DEMAK | OPOSISINEWS.COM – Misteri kebakaran yang terjadi di dua rumah warga Kecamatan Karangawen akhirnya berhasil diungkap jajaran Satreskrim Polres Demak.
Seorang pria berinisial AI (25), warga Kecamatan Mranggen, ditetapkan sebagai tersangka setelah terbukti menjadi pelaku pembakaran yang sempat meresahkan masyarakat.
Kasatreskrim Polres Demak AKP Arlan Budi Kusuma mengungkapkan, pengungkapan kasus tersebut berawal dari penyelidikan intensif yang dilakukan polisi pascakejadian pada Selasa (2/6/2026).
Dari hasil penyelidikan, ditemukan sejumlah petunjuk yang mengarah pada dugaan tindak pidana pembakaran.
Rumah yang menjadi sasaran pelaku adalah milik Dewi Retno Setya Ningrum di Desa Rejosari dan rumah milik Sudarko di Desa Tlogorejo, Kecamatan Karangawen.
Kedua lokasi mengalami kebakaran dalam rentang waktu yang berdekatan.
Peristiwa pertama diketahui saat penghuni rumah terbangun akibat mencium bau asap. Ketika diperiksa, bagian depan rumah telah terbakar.
Warga yang datang membantu berhasil memadamkan api sehingga tidak merembet ke seluruh bangunan.
Tidak lama kemudian, kebakaran kembali terjadi di rumah korban lainnya.
Api membakar pintu depan serta beberapa perabot yang berada di teras rumah.
Beruntung, kebakaran cepat diketahui sehingga kobaran api dapat segera dikendalikan.
Polisi yang melakukan olah tempat kejadian perkara menemukan adanya jejak bahan bakar minyak di sekitar lokasi.
Temuan tersebut menguatkan dugaan bahwa kebakaran terjadi akibat unsur kesengajaan.
Penyelidikan semakin berkembang setelah petugas memeriksa rekaman CCTV di sekitar lokasi.
Dalam rekaman tersebut terlihat seorang pria mendatangi rumah korban, menyiramkan cairan yang diduga bahan bakar, lalu membakar bagian depan rumah sebelum melarikan diri.
Berbekal rekaman CCTV, keterangan saksi, dan sejumlah barang bukti lainnya, polisi berhasil mengidentifikasi pelaku.
AI kemudian ditangkap oleh tim gabungan Resmob Polres Demak dan Resmob Polda Jawa Tengah di wilayah Kecamatan Sayung pada Rabu (10/6/2026).
Saat menjalani pemeriksaan, tersangka mengakui seluruh perbuatannya.
Ia mengaku melakukan aksi pembakaran karena masih menyimpan rasa dendam terhadap keluarga korban akibat konflik yang pernah terjadi sebelumnya.
Menurut penyidik, sebelum beraksi pelaku menyiapkan pertalite yang diambil dari tangki sepeda motornya.

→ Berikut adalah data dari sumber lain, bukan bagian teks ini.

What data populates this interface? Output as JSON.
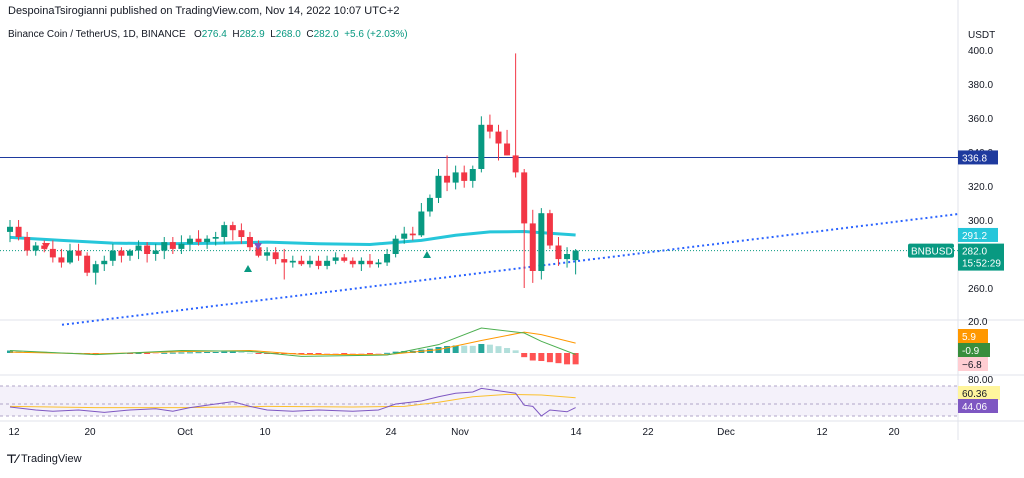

Bahan bakar tersebut dimasukkan ke dalam botol plastik dan digunakan untuk membakar rumah korban.
“Pelaku mengaku ingin melampiaskan emosi dan memberikan efek ketakutan kepada pihak yang dianggap pernah merugikannya,” kata AKP Arlan.

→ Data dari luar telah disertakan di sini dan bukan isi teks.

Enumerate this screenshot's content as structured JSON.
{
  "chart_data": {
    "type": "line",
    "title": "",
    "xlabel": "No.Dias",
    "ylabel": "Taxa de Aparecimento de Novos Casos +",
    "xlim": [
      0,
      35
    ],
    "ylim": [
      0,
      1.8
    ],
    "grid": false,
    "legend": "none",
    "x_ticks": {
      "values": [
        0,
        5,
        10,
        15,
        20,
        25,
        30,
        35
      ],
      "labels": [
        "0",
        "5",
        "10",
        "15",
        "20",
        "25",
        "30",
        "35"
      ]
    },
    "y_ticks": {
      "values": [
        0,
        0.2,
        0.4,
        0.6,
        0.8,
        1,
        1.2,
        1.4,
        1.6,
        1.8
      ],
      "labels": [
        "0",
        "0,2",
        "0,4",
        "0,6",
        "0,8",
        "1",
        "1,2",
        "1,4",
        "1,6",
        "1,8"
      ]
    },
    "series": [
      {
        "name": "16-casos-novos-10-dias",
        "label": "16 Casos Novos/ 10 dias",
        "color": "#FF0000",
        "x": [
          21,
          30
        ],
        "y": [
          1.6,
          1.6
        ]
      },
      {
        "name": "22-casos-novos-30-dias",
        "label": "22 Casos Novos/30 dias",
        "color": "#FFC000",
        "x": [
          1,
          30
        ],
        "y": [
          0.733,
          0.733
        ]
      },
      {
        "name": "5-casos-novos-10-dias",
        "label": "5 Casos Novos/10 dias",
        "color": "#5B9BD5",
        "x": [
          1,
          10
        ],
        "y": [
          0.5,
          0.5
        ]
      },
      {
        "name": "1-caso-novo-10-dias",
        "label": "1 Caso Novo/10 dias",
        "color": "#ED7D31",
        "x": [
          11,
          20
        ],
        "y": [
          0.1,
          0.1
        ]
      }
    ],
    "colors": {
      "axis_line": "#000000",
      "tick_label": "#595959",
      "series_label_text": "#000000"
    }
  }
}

Akibat aksi tersebut, kedua korban mengalami kerugian materi yang diperkirakan mencapai Rp10 juta.
Beruntung tidak ada korban jiwa dalam kejadian tersebut karena api berhasil dipadamkan sebelum membesar.
Saat ini tersangka telah mendekam di tahanan Polres Demak untuk menjalani proses hukum.
Polisi juga masih melengkapi administrasi penyidikan sebelum berkas perkara dilimpahkan ke kejaksaan.
Keberhasilan pengungkapan kasus ini mendapat apresiasi dari masyarakat.
Selain kerja keras aparat kepolisian, informasi yang diberikan warga turut membantu mempercepat identifikasi dan penangkapan pelaku sehingga kasus dapat segera terungkap.